Lenders assess the purity of gold and its weight before confirming the loan amount. Based on the purity and weight of the gold, the gold appraiser determines the market price. Lenders offer loans up to 75% of market value. This is called ‘loan to value ratio/LTV’.
The method of storing gold jewelry may differ from lender to lender, but proper measures are taken to properly store gold jewelry. After the loan is sanctioned and disbursed, the gold is kept under strict security.
Lenders use electronic vaults with motion detectors and CCTV for security. Some lenders even insure your mortgaged gold. This protects the gold from being stolen. In case of a robbery, you will get a refund equal to the market value of the gold.
Depending on your lender, you may have flexible repayment options. Most lenders offer you the option of paying only the interest portion every month. In such cases, the principal loan amount is repaid at the end of the loan tenure. You can also choose to pay EMIs to repay the loan.

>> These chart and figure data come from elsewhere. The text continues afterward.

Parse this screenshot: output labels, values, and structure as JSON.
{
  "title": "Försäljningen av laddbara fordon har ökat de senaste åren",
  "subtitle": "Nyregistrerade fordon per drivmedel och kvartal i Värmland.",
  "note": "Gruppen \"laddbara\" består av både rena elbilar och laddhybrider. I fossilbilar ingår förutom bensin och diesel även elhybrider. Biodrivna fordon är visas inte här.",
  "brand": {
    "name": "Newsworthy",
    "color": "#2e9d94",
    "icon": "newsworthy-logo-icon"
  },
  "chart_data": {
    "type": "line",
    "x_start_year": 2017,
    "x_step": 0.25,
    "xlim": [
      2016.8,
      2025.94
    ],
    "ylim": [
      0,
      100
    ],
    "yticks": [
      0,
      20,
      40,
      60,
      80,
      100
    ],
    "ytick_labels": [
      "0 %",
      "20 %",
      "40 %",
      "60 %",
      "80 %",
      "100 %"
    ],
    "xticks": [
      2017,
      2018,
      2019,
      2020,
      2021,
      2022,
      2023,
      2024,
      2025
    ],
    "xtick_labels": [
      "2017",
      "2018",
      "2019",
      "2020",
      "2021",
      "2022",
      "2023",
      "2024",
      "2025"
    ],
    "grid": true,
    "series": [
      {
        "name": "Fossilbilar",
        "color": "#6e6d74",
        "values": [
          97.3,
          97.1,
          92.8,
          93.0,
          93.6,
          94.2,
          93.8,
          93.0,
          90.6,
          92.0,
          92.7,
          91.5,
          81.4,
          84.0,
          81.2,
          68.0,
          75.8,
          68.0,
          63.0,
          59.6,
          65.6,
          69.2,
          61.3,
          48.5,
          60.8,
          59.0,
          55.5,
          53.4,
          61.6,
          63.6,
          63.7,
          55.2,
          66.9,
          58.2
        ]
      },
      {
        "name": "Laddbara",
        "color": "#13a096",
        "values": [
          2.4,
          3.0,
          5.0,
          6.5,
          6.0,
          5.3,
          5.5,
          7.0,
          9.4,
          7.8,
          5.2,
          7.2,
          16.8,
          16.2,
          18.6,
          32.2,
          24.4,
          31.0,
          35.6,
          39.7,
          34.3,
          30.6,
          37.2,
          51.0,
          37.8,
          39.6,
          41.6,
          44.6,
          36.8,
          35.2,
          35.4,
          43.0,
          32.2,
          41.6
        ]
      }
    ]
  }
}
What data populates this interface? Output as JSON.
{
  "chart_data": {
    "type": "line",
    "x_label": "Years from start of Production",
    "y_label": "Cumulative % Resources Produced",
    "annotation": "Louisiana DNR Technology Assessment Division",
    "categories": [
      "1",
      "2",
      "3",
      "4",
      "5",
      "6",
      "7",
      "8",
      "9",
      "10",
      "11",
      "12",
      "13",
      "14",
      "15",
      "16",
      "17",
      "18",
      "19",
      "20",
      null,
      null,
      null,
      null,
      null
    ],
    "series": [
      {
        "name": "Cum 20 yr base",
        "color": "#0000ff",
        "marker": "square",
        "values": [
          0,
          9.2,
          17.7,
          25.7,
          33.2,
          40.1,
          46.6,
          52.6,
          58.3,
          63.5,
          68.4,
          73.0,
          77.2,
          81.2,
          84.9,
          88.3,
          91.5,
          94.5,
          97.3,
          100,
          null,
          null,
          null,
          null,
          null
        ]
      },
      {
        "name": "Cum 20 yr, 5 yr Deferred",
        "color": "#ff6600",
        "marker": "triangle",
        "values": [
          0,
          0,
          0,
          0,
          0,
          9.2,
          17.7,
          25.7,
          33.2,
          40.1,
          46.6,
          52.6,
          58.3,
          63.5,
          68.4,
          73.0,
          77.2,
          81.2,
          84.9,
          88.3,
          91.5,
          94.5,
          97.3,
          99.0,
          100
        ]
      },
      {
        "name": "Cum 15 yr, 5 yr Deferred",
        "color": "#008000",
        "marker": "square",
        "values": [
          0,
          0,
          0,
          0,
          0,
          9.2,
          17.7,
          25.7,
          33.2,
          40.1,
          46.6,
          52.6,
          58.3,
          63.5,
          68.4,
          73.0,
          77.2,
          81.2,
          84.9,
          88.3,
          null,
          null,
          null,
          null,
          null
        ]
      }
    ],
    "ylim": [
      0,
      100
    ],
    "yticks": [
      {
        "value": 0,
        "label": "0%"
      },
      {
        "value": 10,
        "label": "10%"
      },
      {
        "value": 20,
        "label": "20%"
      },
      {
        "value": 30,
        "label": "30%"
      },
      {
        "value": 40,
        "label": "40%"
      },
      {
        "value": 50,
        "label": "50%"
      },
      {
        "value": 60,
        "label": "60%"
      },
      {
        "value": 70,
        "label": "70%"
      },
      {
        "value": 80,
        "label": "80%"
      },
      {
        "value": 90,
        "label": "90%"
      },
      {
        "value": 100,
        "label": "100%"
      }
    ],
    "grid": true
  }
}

Some Frequently Asked Questions (FAQ)
- Loan against Gold is a secured overdraft (SOD) facility by pledging Gold Jewelries/ornaments
- Any female customer ages between 18 to 65 years and owns.
- Gold jewelries/ornaments of purity 18 Carat & above.
- Loan can be offered against Gold Jewelries/ornaments owned by immediate family members subject to submission of ownership & relationship proof documents.
- Loan against Gold bar, Gold coin, bullion/primary Gold Gold-plated metals and other ornaments made of diamond, silver, cadmium etc. will not be accepted.
- Maximum 50% of the market value of pure Gold.
- Minimum limit is BDT 1,00,000 and maximum limit is BDT 5,00,000 or up to 50% of LTGV (whichever is lower).
- Portion of pure Gold is determined by excluding weight of stones, gems, khad and other metals from the gross weight.
Conclusion
Gold loans in Bangladesh offer a quick and reliable way to meet urgent financial needs without liquidating your assets. However, the interest rate is a key factor that directly affects the overall cost of the loan. As we’ve seen, gold loan interest rates in Bangladesh can vary from one bank to another, ranging from competitive rates as low as 8.8% to higher brackets nearing 19%.
Before choosing a lender, it’s essential to compare rates, understand the loan-to-value ratio, and consider additional fees or hidden charges. By doing your research and asking the right questions, you can secure a gold loan that’s not only convenient but also financially sound.
Whether you’re planning for a medical emergency, business investment, or educational expense, a gold loan can be a practical solution—just be sure to choose the right rate and repayment plan to make it work in your favor.